Carla Moreau, la voiture en cendres et la signature de la DZ Mafia
Une voiture calcinée devant chez elle, une lettre signée DZ Mafia dans la boîte aux lettres. Entre le tapis rouge et le narcobanditisme marseillais, l'écart n'a jamais été aussi mince.
Il y a des faits divers qui ressemblent à un contresens. Une jeune femme qu'on connaît pour ses stories, ses cils et ses partenariats se retrouve, du jour au lendemain, dans le vocabulaire du grand banditisme marseillais. Dans la nuit du mercredi 22 au jeudi 23 juillet, un véhicule appartenant à Carla Moreau a été incendié devant son domicile à Marseille. Sur place, les policiers ont retrouvé une lettre signée « DZ Mafia » dans la boîte aux lettres. Le parquet de Marseille a ouvert une enquête.
La révélation est signée Le Parisien, puis reprise partout dans la journée. Absente de chez elle, l'influenceuse a été prévenue des faits par les enquêteurs. Son avocate n'a fait aucun commentaire. Et c'est précisément ce silence, poli, prudent, qui rend l'affaire si troublante : entre l'image lissée du tapis rouge et un mot de mafia glissé dans une boîte aux lettres, il n'y a soudain plus qu'une allée de gravier.
Le décor et l'envers
Carla Moreau, c'est une marque avant d'être une personne : des millions d'abonnés, une carrière née dans la téléréalité, une vie mise en scène au carré.
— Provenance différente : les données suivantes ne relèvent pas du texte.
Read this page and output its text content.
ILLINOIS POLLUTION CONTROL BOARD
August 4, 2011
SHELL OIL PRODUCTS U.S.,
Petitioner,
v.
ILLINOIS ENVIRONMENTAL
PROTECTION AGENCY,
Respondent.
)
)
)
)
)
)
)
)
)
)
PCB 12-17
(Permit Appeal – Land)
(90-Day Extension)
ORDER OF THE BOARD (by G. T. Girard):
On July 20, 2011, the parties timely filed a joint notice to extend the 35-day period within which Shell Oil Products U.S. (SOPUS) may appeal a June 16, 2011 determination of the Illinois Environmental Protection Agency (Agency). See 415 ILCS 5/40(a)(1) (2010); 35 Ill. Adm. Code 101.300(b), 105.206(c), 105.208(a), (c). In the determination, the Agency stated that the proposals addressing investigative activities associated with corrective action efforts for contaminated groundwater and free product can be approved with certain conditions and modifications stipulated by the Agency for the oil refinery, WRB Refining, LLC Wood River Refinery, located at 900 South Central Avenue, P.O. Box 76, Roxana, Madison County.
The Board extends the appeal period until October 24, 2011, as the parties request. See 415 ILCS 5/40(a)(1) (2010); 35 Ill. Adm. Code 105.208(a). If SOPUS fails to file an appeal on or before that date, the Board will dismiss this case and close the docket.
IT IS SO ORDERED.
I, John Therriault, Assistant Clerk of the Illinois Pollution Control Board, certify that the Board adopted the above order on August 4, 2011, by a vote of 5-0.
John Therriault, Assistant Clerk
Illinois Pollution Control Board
La DZ Mafia, elle, ne met rien en scène. C'est l'un des réseaux qui structurent aujourd'hui le narcobanditisme du sud, celui qui règle ses comptes au fusil et qui, désormais, écrit des lettres. Que ces deux mondes se télescopent dans une même adresse marseillaise en dit long sur la porosité de la ville, où la lumière des écrans et l'ombre des trafics partagent parfois le même trottoir.
On ne sait pas encore pourquoi. Règlement, avertissement, intimidation, erreur de cible : l'enquête le dira, ou pas. Rien, à ce stade, ne permet d'affirmer que Carla Moreau serait mêlée à quoi que ce soit. Le fait brut, lui, est là : une voiture calcinée, une signature, une boîte aux lettres transformée en messagerie.
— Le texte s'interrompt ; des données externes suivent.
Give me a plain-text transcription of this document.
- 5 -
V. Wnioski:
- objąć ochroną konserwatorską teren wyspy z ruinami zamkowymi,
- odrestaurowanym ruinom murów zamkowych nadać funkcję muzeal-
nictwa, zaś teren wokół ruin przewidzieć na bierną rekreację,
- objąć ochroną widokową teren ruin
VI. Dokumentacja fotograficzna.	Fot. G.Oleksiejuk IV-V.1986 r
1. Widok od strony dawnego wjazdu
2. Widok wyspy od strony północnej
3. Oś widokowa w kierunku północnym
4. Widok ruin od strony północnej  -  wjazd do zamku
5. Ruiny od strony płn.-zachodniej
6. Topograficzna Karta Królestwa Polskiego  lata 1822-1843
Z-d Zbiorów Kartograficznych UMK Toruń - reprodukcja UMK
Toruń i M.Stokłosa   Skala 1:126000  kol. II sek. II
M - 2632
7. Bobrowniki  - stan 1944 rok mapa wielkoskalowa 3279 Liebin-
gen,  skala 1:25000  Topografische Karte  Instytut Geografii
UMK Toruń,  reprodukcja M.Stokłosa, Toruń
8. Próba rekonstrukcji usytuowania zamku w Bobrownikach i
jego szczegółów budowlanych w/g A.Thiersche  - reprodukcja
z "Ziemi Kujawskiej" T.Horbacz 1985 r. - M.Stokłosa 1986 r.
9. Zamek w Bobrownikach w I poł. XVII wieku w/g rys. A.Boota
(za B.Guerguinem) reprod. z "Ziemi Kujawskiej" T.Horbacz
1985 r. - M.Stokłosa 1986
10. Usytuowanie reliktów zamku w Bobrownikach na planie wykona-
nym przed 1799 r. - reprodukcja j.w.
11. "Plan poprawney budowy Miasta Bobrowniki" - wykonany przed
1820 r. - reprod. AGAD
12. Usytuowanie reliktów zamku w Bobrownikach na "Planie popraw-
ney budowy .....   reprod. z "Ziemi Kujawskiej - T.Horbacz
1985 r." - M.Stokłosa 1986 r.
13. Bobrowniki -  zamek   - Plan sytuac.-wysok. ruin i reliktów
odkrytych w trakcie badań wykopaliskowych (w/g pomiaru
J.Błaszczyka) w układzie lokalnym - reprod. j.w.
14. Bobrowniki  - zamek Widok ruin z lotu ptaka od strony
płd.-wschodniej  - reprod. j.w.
« Une influenceuse dans le viseur de la DZ Mafia ? »
Le Parisien, 23 juillet 2026
Ce que la lettre raconte
Une lettre déposée, ce n'est pas une balle perdue. C'est une intention. Le narcobanditisme marseillais a appris la communication : il ne se contente plus d'agir, il adresse. Le message vise autant la destinataire que le public qui le lira, nous compris. La même économie de la poudre que l'on habille en costume dans les ministères parisiens se rappelle ici, à Marseille, sans costume et sans détour, avec un briquet et un bout de papier. On connaît la poudre, pas toujours les noms.
Reste une jeune femme prévenue par la police qu'on a brûlé sa voiture pendant qu'elle n'était pas là. Derrière le trend et le hashtag, il y a ça : la peur très concrète de rentrer chez soi. Le reste, l'enquête du parquet le tranchera. Nous, on note surtout l'écart : rarement le contraste entre la carte postale et le fait divers aura été aussi net.